On the other hand, Groff wants to make it harder for employers to justify denying religious accommodations to employees, arguing that “undue hardship” should be understood to mean “significant difficulty or expense” as opposed to “more than a de minimis cost.” Counsel for Groff told the justices that the government’s understanding “allows employers to deny accommodations far short of any fair meaning of ‘undue hardship’ … whenever there is lost efficiency, weekly payment of premium wages, or denial of a coworker’s shift preference.”

During oral arguments, Justices Clarence Thomas, Samuel Alito, and Neil Gorsuch—who have previously suggested that Hardison should be reexamined—were skeptical that Hardison’s de minimis language was the right test.
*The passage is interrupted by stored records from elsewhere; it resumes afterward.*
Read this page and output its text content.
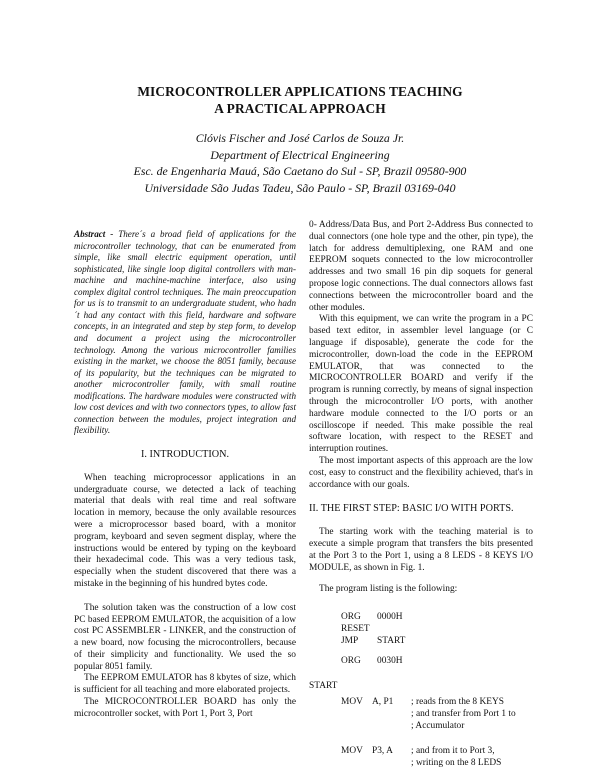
MICROCONTROLLER APPLICATIONS TEACHING
A PRACTICAL APPROACH
Clóvis Fischer and José Carlos de Souza Jr.
Department of Electrical Engineering
Esc. de Engenharia Mauá, São Caetano do Sul - SP, Brazil 09580-900
Universidade São Judas Tadeu, São Paulo - SP, Brazil 03169-040

Abstract - There´s a broad field of applications for the microcontroller technology, that can be enumerated from simple, like small electric equipment operation, until sophisticated, like single loop digital controllers with man-machine and machine-machine interface, also using complex digital control techniques. The main preoccupation for us is to transmit to an undergraduate student, who hadn´t had any contact with this field, hardware and software concepts, in an integrated and step by step form, to develop and document a project using the microcontroller technology. Among the various microcontroller families existing in the market, we choose the 8051 family, because of its popularity, but the techniques can be migrated to another microcontroller family, with small routine modifications. The hardware modules were constructed with low cost devices and with two connectors types, to allow fast connection between the modules, project integration and flexibility.

I. INTRODUCTION.

When teaching microprocessor applications in an undergraduate course, we detected a lack of teaching material that deals with real time and real software location in memory, because the only available resources were a microprocessor based board, with a monitor program, keyboard and seven segment display, where the instructions would be entered by typing on the keyboard their hexadecimal code. This was a very tedious task, especially when the student discovered that there was a mistake in the beginning of his hundred bytes code.

The solution taken was the construction of a low cost PC based EEPROM EMULATOR, the acquisition of a low cost PC ASSEMBLER - LINKER, and the construction of a new board, now focusing the microcontrollers, because of their simplicity and functionality. We used the so popular 8051 family.

The EEPROM EMULATOR has 8 kbytes of size, which is sufficient for all teaching and more elaborated projects.

The MICROCONTROLLER BOARD has only the microcontroller socket, with Port 1, Port 3, Port

0- Address/Data Bus, and Port 2-Address Bus connected to dual connectors (one hole type and the other, pin type), the latch for address demultiplexing, one RAM and one EEPROM soquets connected to the low microcontroller addresses and two small 16 pin dip soquets for general propose logic connections. The dual connectors allows fast connections between the microcontroller board and the other modules.

With this equipment, we can write the program in a PC based text editor, in assembler level language (or C language if disposable), generate the code for the microcontroller, down-load the code in the EEPROM EMULATOR, that was connected to the MICROCONTROLLER BOARD and verify if the program is running correctly, by means of signal inspection through the microcontroller I/O ports, with another hardware module connected to the I/O ports or an oscilloscope if needed. This make possible the real software location, with respect to the RESET and interruption routines.

The most important aspects of this approach are the low cost, easy to construct and the flexibility achieved, that's in accordance with our goals.

II. THE FIRST STEP: BASIC I/O WITH PORTS.

The starting work with the teaching material is to execute a simple program that transfers the bits presented at the Port 3 to the Port 1, using a 8 LEDS - 8 KEYS I/O MODULE, as shown in Fig. 1.

The program listing is the following:

ORG 0000H
RESET
JMP START
ORG 0030H
START
MOV A, P1 ; reads from the 8 KEYS
; and transfer from Port 1 to
; Accumulator
MOV P3, A ; and from it to Port 3,
; writing on the 8 LEDS
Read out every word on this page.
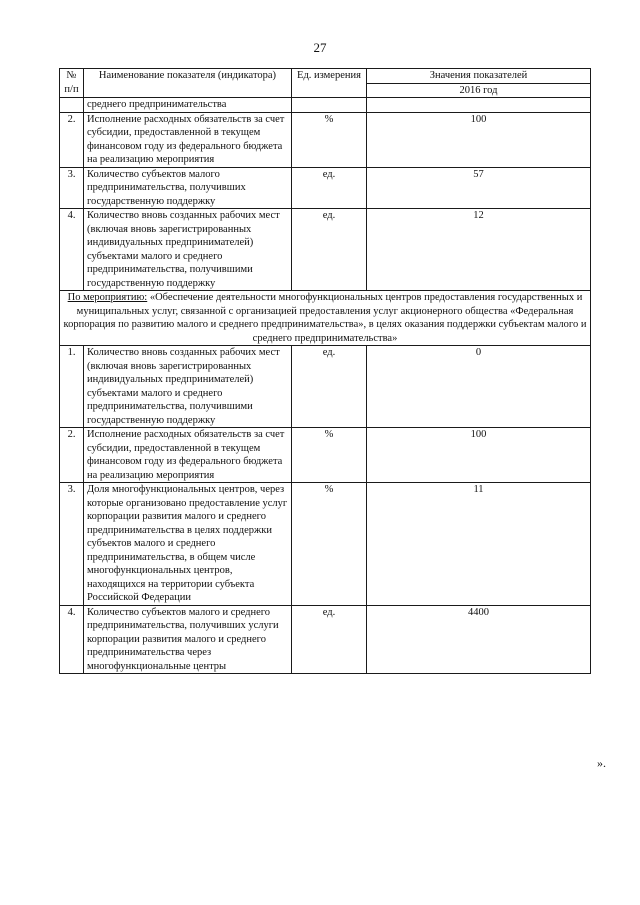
27
№ п/п	Наименование показателя (индикатора)	Ед. измерения	Значения показателей
			2016 год
	среднего предпринимательства		
2.	Исполнение расходных обязательств за счет субсидии, предоставленной в текущем финансовом году из федерального бюджета на реализацию мероприятия	%	100
3.	Количество субъектов малого предпринимательства, получивших государственную поддержку	ед.	57
4.	Количество вновь созданных рабочих мест (включая вновь зарегистрированных индивидуальных предпринимателей) субъектами малого и среднего предпринимательства, получившими государственную поддержку	ед.	12
По мероприятию: «Обеспечение деятельности многофункциональных центров предоставления государственных и муниципальных услуг, связанной с организацией предоставления услуг акционерного общества «Федеральная корпорация по развитию малого и среднего предпринимательства», в целях оказания поддержки субъектам малого и среднего предпринимательства»			
1.	Количество вновь созданных рабочих мест (включая вновь зарегистрированных индивидуальных предпринимателей) субъектами малого и среднего предпринимательства, получившими государственную поддержку	ед.	0
2.	Исполнение расходных обязательств за счет субсидии, предоставленной в текущем финансовом году из федерального бюджета на реализацию мероприятия	%	100
3.	Доля многофункциональных центров, через которые организовано предоставление услуг корпорации развития малого и среднего предпринимательства в целях поддержки субъектов малого и среднего предпринимательства, в общем числе многофункциональных центров, находящихся на территории субъекта Российской Федерации	%	11
4.	Количество субъектов малого и среднего предпринимательства, получивших услуги корпорации развития малого и среднего предпринимательства через многофункциональные центры	ед.	4400
».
Justice Thomas questioned why there are different understandings of the plain meaning of “undue hardship” between the other accommodations statutes, namely the Americans with Disabilities Act (ADA) and Title VII. Justice Alito questioned whether the justices in Hardison may have felt restricted by the court’s precedents on the Establishment Clause and were practicing “constitutional avoidance.” Further, Justice Gorsuch pressed the government on its reluctance to defend the plain meaning of the “de minimis” language.

However, not all the justices seemed willing to upend the high court’s precedent on the issue. Chief Justice John Roberts questioned whether the interpretation of undue hardship under Title VII may differ from other antidiscrimination laws because of Title VII’s broad scope. At the same time, Justice Sonia Sotomayor questioned whether the court could even “import the language of other statutes in defining ‘undue hardship’” when Congress has declined to do so.  Similarly, Justice Elena Kagan suggested that the case might be one of stare decisis: “Congress has had that opportunity to change it. Congress has not done so.”

Justice Brett Kavanaugh raised concerns about the harms to employers in potentially breaching contracts, having to pay overtime compensation to other employees to cover for employees, or managing other employees who may file grievances as a result of an employee receiving special treatment. Justice Kavanaugh stated: “I mean, anyone running a business in America knows that morale of the employees is critical to the success of the operation.”

Key Takeaways

Based on the oral arguments, there did not appear to be a majority consensus to upend the current understanding of an “undue hardship” that justifies the denial of a religious accommodation. The current understanding under Hardison may balance the interests of employees to practice their religion with the business implications for employers in accommodating those practices, including the burdens placed on other employees.

The Groff case presents the justices with an opportunity, if they choose, to raise the burden on employers to refuse religious accommodations on an “undue hardship” theory. It also presents an opportunity for the Supreme Court to provide much-needed guidance on how far employers must go to accommodate employees’ religious practices and whether the fact that an accommodation impacts a coworker would constitute a hardship on an employer.